UXPin is a complex solution (that’s why it gets expensive). It’s likely overkill for more basic design tasks like creating icons and basic UIs.
Pricing:
Pricing for UXPin starts at $8 per user, per month, scaling up to a monthly per-user cost of $149 for its most advanced plan.
7. Marvel
Marvel is another design and prototyping tool and is a good alternative to Figma if you want to create simple prototypes quickly.
Features:
Wireframing: Marvel has a simple tool for quickly drawing up wireframes. It even offers some basic templates.
Developer handoff: Marvel can automatically turn your designs into code, assets, and specs to make handoff seamless.
Pros:
Marvel offers some great integrations with tools like Sketch, Dropbox Paper, Slack, and Jira.
It also has an API available for custom integrations.
The platform comes with some helpful collaboration features like annotations and design specs.
Cons:
It’s missing a few of the advanced features that Figma offers, like complex vector editing and extensive component libraries.
Pricing:
Apart from a basic free plan, Marvel pricing starts at $7 per month.
What to prioritize when choosing new design software
Ease of use
You don’t want to spend weeks getting accustomed to a new tool. Look for a solution with an intuitive and user-friendly interface. Ideally, choose a solution with a familiar layout—Creatie, for example, looks and feels a lot like Figma.
This will help lower the learning curve and prevent unnecessary roadblocks.
Compatibility
Whatever tool you use, make sure it’s compatible with all of your current hardware and software.
Confirm that the Figma alternative you’re considering runs on your current OS (whether that’s Mac OS, Windows, or Linux) and that it integrates with any other tools and plug-ins you use regularly in your design workflow. Also, look into file compatibility.
You’ll want to prioritize a solution that supports all major file types, but the ideal choice is one that supports Figma files.

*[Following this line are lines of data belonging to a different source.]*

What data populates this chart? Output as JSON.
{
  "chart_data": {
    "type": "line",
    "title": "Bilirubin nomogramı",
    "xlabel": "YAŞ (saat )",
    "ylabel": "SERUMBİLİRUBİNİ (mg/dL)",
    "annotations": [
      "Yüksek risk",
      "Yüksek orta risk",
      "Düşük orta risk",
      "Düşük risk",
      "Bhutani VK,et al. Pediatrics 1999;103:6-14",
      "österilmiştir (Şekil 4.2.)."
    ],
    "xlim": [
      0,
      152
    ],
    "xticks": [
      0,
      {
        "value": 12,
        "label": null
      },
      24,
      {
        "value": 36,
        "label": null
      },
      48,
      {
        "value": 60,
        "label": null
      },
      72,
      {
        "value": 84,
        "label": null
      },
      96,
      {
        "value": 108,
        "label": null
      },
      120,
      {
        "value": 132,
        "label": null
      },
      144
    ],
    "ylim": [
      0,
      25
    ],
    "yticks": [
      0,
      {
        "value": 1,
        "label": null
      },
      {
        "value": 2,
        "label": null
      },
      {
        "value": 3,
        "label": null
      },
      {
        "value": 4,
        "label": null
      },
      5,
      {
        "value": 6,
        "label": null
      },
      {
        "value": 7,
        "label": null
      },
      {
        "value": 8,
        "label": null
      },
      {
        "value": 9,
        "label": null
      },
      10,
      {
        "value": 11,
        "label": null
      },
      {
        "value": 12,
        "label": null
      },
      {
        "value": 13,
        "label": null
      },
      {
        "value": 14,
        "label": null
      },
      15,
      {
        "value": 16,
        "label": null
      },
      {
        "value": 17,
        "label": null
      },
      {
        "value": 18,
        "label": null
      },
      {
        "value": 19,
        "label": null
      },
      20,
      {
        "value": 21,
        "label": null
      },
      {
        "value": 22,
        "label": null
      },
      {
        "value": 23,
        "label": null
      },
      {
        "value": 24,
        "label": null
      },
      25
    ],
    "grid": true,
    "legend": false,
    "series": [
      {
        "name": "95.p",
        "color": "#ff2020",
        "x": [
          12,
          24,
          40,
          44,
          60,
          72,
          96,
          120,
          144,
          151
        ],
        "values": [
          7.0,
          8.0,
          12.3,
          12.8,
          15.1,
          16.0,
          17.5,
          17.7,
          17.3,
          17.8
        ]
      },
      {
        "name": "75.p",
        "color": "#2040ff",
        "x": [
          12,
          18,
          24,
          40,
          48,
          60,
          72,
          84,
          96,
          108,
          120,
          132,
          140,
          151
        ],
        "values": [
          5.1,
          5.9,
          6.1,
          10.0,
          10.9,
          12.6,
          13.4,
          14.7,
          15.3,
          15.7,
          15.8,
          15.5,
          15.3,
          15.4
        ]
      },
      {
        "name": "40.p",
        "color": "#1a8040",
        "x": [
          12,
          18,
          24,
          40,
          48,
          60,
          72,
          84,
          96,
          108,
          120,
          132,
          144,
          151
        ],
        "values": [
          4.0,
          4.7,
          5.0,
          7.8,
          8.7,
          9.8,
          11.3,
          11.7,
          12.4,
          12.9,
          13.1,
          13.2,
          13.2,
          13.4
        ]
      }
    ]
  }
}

For instance, Creatie allows you to import Figma files directly—no third-party conversion tool is required.
Support and community
Look for a solution that offers easy access to tech support if and when you need it. The last thing you want is to have to put a design process on hold because you’re having issues with file formats and you can’t get ahold of support.
Prioritize a tool with self-service documentation available, as well as an active user community to engage with or run ideas past, so you can resolve your own issues.
Feature set
Beyond ensuring that the tool is compatible with your chosen operating system, consider what ways you’d like to access the platform. For instance, are you fine working on just a web app or do you need a mobile app as well? It’s also worth considering what your design team members prefer.
Make a list of must-have features against which you can cross off options. Some important examples include:
Built-in templates
A drag-and-drop user experience
AI image expansion and upscaling
Support for design-to-code handoff
Advanced text editing
Support for Figma files
Growth
Look for a solution that still releases regular updates, has scalable pricing to support company growth, and is actively innovating and releasing new features.
For example, Adobe XD and InVision aren’t good choices since they’re either shutting down or are no longer developing and improving the platforms.
Cost
Make sure the software you choose is affordable for your current budget and offers a suitable subscription plan that won’t become too expensive if and when you scale.
For example, you might not require single sign-on right now, but it could be a future business need. If a platform’s enterprise plan is prohibitively expensive, you’ll end up having to change tools again or foot a large bill.
Creatie: The AI-driven Figma alternative
There are plenty of great Figma alternatives out there, from cost-effective solutions like Marvel to complex tools like UXPin. Few options offer the creativity, scalability, and agility that Creatie does, however.
Best of all, Creatie is completely free, which is a refreshing change from your ever-growing Figma bill.